An Excerpt from God Of Our Silent Tears, Ch. 7. Now available for order on line through Cathedral Bookstore and Amazon. http://www.godofoursilenttears.com/#et_page_802
I cannot believe that the
inscrutable universe turns on an axis of suffering;
somewhere the strange beauty of the world must rest upon pure joy!
– Louise Bogan
There
are things you cannot reach. But
you
can reach out to them, and all day long.
The wind, the bird
flying away. The idea of God.
And
it can keep you as busy as anything else, and happier. . . .
Mary
Oliver, “Where Does The Temple Begin,
Where
Does It End?”
- THE ART OF GOD-TALK
We
have made important headway by repudiating the image of God that makes the
problem of evil intractable and blocks our way to a God who could do us some
good. We have done necessary groundwork by saying a few things about what God
is like. But the way we have been describing God is still woefully inadequate.

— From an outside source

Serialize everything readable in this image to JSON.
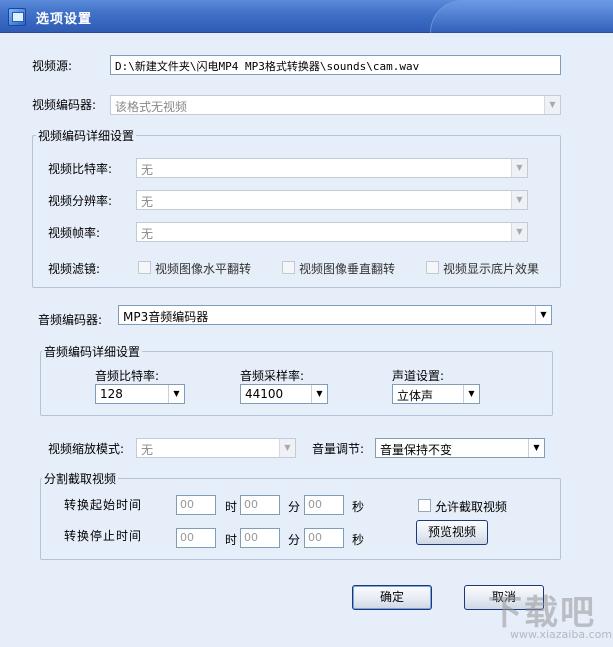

It has been a list of adjectives, not a real image of God. It has been too
abstract, just a cold naming of characteristics. We can know all these things
about God without really knowing God at all. Popular Christian writer Robert
Farrar Capon says:
. . . [T]he first word in theology has to be
not about God,
but
about the way we use words. Specifically, it has to be a
firm
warning that no words of ours can ever be trusted to mean
the
same thing when predicated of ourselves and God. Not even
the
florid ones with Greek and Latin roots. True enough, God is
merciful
and God is good, and you may make him out to be as
omnipresent,
immutable and omniscient as you please. But never
think
for a minute that you have anything more than the faintest
Talking about God
is tricky. It requires a special language – language that can suggest something
about the extraordinary truth of God, but not reduce it to something so simple
we dare to presume we have got God figured out. Remember Augustine, “If you
understand it, it isn’t God.”[ii]
We have made good headway, but we have not yet come to a way of talking about
God, a way of imagining God, that is particularly helpful when it comes to
suffering. There is such a way of talking about God, a way of imagining God
that can sustain us instead of oppress us.
Joseph
Campbell taught that the deepest, most important truths cannot be expressed directly.

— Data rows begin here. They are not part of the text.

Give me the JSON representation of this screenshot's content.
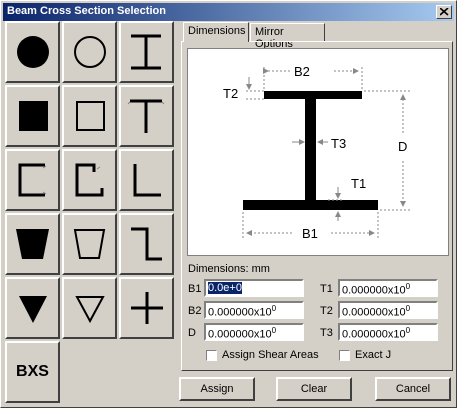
{
  "window": {
    "title": "Beam Cross Section Selection"
  },
  "shapes": {
    "bxs_label": "BXS"
  },
  "tabs": [
    {
      "label": "Dimensions"
    },
    {
      "label": "Mirror Options"
    }
  ],
  "diagram": {
    "labels": {
      "b2": "B2",
      "t2": "T2",
      "t3": "T3",
      "d": "D",
      "t1": "T1",
      "b1": "B1"
    }
  },
  "dimensions": {
    "units_label": "Dimensions: mm",
    "b1": {
      "label": "B1",
      "value": "0.0e+0"
    },
    "b2": {
      "label": "B2",
      "mantissa": "0.000000x10",
      "exponent": "0"
    },
    "d": {
      "label": "D",
      "mantissa": "0.000000x10",
      "exponent": "0"
    },
    "t1": {
      "label": "T1",
      "mantissa": "0.000000x10",
      "exponent": "0"
    },
    "t2": {
      "label": "T2",
      "mantissa": "0.000000x10",
      "exponent": "0"
    },
    "t3": {
      "label": "T3",
      "mantissa": "0.000000x10",
      "exponent": "0"
    }
  },
  "options": {
    "assign_shear_areas": "Assign Shear Areas",
    "exact_j": "Exact J"
  },
  "buttons": {
    "assign": "Assign",
    "clear": "Clear",
    "cancel": "Cancel"
  }
}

They cannot be described or explained in a straightforward way. The deepest,
most important truths can at best be suggested, pointed toward, by stories and
metaphors. Accordingly, the language of Christianity is not a literal
description of God. It is a kind of divine poetry with God between the lines.
The characteristics of God in Chapter 6 are all true and helpful to a degree –
but they fall short of the image of God that is the heart of Christianity – the
Holy Trinity.
In the next chapter, we will see why
the Trinity is the key to understanding God’s relationship with our suffering.
But first, we need to understand a few things about the way we use language to
talk about God. God is not ordinary so God-language cannot be ordinary either.
If we try to use God-language as if it were ordinary language, we will find
ourselves in an utter muddle and the beauty of this image will elude us.
1. Analogy, Metaphor, and Paradox
The Tao that can be named is not the
Tao.
Tao Te Ching
(A)ny God of whom an
image can be made is shown thereby not to be the God of Israel.
Robert W. Jensen in The
Triune Identity, explaining the Second Commandment
Doctrines
describe God, not literally but poetically – theologians use the word
“analogically.” It has to do with the nature of God and the limits of language.
We cannot put into words anything that is not first inside our minds. We cannot
express in words everything we can conceive in our minds. Indeed, we cannot
even find words for all the things we sense and intuit. God is vastly more than
we can conceive. Trying to speak of God is almost an exercise in futility. Ludwig
Wittgenstein[iii]
suggested that we should therefore “remain silent.” Jacques Derrida[iv]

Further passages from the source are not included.